The Memoirs of the American Academy in Rome, an annual publication of the American Academy in Rome, gathers articles on topics including Roman archaeology and topography, ancient and modern Italian history, Latin literature, and Italian art and architectural history.

Volume 62—a special issue, “National Narratives and the Medieval Mediterranean”—opens with an introduction to the volume, its theme, and its participants by volume editors Kimberly Bowes and William Tronzo. The first section, “Basic Building Blocks—Names and Objects,” includes the following essays: “The Role and Perception of Islamic Art and History in the Construction of a Shared Identity in Sicily (ca. 1780–1900),” by Silvia Armando; “Visigoths, Crowns, Crosses, and the Construction of Spain,” by Francesco Moreno Martín; and “Baptismal Font of the Croats: A Case Study in the Formation of a National Symbol,” by Trpimir Vedriš.

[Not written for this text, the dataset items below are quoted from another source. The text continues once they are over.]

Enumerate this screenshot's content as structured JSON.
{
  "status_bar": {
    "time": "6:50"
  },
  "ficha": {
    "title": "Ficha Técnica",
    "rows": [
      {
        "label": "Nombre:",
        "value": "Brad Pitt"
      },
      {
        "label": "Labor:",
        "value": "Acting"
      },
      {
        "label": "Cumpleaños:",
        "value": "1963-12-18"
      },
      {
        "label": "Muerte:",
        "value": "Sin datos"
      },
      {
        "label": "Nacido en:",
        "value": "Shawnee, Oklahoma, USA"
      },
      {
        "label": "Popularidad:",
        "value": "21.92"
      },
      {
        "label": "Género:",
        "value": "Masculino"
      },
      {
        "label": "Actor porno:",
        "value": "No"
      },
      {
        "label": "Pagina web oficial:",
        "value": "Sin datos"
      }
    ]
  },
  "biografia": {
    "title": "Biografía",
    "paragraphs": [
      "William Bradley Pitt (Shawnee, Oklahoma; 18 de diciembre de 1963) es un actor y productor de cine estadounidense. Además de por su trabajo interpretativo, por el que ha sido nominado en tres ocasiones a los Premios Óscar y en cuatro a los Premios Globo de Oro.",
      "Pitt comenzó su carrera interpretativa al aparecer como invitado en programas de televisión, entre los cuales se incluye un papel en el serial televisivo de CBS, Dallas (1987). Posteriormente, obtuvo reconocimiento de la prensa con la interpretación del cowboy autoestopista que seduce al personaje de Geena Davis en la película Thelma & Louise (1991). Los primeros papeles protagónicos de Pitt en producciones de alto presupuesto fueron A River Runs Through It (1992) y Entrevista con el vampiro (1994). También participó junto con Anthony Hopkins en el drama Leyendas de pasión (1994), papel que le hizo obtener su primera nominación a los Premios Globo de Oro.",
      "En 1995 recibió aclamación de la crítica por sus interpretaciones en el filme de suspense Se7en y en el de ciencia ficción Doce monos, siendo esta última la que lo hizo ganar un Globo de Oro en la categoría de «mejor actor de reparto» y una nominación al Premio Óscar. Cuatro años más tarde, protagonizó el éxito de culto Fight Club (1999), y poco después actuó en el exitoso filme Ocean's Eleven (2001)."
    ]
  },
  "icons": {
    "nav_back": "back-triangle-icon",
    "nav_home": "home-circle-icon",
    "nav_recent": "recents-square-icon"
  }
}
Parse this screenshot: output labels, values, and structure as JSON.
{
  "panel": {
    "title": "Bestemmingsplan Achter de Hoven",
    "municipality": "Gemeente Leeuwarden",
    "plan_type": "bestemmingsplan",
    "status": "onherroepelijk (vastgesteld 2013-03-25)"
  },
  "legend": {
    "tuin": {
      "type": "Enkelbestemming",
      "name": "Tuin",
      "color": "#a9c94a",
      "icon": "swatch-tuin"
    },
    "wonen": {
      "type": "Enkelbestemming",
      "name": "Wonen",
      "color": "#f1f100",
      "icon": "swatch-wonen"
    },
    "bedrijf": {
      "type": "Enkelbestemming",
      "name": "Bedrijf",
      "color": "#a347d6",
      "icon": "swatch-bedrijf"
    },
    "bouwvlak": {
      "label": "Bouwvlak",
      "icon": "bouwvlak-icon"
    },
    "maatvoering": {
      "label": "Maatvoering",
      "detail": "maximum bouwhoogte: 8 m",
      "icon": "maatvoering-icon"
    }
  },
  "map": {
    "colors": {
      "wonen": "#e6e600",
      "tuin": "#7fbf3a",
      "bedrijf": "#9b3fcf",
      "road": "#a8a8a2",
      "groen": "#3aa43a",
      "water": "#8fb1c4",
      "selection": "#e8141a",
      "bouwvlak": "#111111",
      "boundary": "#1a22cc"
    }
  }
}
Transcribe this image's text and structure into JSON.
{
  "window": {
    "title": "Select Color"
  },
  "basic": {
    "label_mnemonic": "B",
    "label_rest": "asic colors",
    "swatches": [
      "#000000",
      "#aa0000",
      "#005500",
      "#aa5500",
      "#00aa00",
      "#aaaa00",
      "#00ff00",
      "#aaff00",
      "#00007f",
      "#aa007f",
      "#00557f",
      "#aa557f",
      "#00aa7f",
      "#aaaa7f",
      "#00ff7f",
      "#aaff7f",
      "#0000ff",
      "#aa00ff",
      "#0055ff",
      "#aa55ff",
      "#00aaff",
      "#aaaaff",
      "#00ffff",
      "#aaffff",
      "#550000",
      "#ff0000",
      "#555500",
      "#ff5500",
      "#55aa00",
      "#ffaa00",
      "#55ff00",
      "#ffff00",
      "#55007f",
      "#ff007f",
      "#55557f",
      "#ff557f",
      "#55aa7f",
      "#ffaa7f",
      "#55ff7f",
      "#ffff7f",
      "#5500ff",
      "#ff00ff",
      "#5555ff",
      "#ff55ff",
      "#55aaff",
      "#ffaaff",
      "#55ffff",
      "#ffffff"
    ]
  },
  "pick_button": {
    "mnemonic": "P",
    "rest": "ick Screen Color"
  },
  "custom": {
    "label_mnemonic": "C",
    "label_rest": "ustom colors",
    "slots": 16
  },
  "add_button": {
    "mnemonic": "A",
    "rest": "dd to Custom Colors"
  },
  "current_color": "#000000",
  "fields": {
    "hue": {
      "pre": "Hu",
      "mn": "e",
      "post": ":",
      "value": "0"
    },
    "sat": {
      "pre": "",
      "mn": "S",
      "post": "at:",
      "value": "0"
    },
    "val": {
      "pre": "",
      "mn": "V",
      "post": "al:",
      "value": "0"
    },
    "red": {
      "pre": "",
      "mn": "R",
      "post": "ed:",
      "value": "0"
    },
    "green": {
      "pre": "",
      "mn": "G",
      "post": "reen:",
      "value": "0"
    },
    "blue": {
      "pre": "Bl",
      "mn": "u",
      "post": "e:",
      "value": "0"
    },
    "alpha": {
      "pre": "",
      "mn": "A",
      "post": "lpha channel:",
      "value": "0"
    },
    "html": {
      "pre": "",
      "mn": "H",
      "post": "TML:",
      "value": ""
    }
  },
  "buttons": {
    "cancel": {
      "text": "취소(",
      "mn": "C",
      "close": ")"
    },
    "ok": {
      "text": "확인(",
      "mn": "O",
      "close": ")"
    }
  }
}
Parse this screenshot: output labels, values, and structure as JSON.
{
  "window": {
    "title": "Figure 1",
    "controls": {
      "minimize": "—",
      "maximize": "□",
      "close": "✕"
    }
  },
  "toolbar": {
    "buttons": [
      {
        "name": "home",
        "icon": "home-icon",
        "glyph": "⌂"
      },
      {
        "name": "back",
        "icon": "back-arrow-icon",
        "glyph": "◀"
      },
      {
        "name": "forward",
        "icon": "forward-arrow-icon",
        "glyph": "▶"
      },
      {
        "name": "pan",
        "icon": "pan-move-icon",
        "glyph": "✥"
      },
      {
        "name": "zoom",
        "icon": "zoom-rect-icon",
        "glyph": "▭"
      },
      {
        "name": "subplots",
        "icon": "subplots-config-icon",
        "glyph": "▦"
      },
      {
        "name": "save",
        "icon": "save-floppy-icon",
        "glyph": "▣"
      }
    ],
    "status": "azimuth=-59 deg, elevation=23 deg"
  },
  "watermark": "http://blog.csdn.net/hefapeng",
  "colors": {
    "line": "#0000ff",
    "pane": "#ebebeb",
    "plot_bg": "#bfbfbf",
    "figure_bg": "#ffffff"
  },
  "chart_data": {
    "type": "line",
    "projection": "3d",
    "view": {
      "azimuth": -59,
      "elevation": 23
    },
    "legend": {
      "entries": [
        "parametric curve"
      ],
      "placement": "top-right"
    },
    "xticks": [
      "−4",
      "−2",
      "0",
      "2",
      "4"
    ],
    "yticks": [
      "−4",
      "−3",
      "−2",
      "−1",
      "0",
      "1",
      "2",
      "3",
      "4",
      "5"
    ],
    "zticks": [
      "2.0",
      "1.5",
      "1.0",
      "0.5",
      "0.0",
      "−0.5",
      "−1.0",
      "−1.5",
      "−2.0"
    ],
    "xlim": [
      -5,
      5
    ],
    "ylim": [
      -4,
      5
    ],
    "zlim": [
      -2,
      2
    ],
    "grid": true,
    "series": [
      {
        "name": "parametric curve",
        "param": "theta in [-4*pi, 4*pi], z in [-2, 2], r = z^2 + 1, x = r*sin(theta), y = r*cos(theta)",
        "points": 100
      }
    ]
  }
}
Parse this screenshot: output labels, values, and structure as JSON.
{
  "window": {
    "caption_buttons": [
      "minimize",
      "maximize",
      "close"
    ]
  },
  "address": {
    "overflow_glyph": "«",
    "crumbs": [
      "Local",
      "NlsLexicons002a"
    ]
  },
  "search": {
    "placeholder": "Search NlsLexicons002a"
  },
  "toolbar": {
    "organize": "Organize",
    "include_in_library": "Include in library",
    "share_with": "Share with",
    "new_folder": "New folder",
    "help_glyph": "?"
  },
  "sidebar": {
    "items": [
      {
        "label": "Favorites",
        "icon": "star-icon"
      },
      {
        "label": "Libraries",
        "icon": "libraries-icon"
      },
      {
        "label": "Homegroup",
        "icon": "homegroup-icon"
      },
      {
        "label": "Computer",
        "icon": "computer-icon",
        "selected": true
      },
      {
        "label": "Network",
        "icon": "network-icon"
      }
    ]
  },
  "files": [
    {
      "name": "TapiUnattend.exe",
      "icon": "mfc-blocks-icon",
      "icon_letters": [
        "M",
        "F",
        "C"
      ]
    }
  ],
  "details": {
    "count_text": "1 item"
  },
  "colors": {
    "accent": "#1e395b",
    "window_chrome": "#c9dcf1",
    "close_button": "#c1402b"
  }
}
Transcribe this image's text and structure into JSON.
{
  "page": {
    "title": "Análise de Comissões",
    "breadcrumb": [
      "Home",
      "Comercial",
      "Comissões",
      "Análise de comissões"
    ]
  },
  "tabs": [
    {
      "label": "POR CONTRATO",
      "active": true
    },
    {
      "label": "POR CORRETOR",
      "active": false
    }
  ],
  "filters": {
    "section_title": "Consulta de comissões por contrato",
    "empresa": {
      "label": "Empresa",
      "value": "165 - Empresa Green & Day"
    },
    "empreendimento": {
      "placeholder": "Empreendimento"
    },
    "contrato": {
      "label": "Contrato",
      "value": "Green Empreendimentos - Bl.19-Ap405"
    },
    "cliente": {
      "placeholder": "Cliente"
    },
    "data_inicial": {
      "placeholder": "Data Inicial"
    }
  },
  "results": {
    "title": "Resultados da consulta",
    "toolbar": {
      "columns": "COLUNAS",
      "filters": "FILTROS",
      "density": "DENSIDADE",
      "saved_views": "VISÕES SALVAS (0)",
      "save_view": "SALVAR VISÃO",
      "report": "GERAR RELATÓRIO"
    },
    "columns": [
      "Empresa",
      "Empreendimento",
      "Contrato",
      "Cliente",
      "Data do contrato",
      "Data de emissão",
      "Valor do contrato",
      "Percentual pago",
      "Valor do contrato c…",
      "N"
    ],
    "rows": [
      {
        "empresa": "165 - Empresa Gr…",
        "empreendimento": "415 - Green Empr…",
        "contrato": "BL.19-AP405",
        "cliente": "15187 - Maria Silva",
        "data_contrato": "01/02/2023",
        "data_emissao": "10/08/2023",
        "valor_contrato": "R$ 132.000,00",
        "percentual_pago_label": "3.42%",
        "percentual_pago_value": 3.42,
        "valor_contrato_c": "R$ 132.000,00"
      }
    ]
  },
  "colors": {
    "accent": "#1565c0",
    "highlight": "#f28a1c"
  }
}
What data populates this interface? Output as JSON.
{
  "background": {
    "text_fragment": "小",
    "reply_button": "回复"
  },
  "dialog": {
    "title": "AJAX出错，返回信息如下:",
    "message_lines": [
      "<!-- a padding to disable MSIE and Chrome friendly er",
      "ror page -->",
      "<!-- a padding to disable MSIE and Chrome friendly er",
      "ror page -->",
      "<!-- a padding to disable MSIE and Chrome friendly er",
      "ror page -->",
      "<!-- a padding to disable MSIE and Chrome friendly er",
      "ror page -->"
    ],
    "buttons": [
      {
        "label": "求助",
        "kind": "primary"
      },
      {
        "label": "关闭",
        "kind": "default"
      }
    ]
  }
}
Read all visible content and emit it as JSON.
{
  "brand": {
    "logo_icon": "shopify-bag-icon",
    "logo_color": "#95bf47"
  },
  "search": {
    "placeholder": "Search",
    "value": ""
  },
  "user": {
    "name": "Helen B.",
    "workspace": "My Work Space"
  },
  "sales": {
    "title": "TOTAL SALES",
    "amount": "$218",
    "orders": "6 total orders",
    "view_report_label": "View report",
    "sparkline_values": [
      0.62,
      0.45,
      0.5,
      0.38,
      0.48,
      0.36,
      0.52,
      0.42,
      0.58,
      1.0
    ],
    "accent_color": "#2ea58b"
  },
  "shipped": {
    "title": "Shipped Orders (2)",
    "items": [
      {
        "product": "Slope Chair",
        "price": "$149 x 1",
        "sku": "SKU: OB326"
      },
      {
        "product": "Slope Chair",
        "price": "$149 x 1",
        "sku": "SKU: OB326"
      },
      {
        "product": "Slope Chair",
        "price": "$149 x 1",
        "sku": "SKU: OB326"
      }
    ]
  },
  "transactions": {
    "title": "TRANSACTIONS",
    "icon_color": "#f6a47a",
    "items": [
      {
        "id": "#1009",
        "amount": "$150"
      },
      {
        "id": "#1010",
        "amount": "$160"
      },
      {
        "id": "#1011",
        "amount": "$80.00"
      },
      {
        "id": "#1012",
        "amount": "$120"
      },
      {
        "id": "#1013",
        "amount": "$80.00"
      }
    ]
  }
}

The second part, “Historiography and the Monument,” includes “Recreating the Façade of a Fatimid Mosque at the Coptic Patriarchal Museum: A Step Toward the Museum’s Nationalization?” by Dina Bakhoum; “Zionism, Medieval Culture, and National Discourse,” by Judith Bronstein; and “Idealizing Medieval Mediterranean? Creation, Recreation, and Representation of Siculo-Norman Architecture,” by Ruggero Longo.

The final section, “Sites Set to Work,” features “Fortifications as Urban Heritage: The Case of Nicosia in Cyprus and a Glance at the City of Rhodes,” by Nikolas Bakirtzis; “Pre-Islamic Archeology in Tunisia: The Stakes of a Colonial Science,” by Moheddine Chaouali; and “Approaches and Perspectives on the Origins of Venice,” by Erica D’Amico.

The volume closes with a related article by Irene SanPietro, “The Making of a Christian Intellectual Tradition in Jerome’s De viris illustribus.”

Kimberly Bowes is Associate Professor of Classical Studies, University of Pennsylvania, and has been Director of the American Academy in Rome.

William Tronzo is a Teaching Professor of Visual Arts at the University of California, San Diego.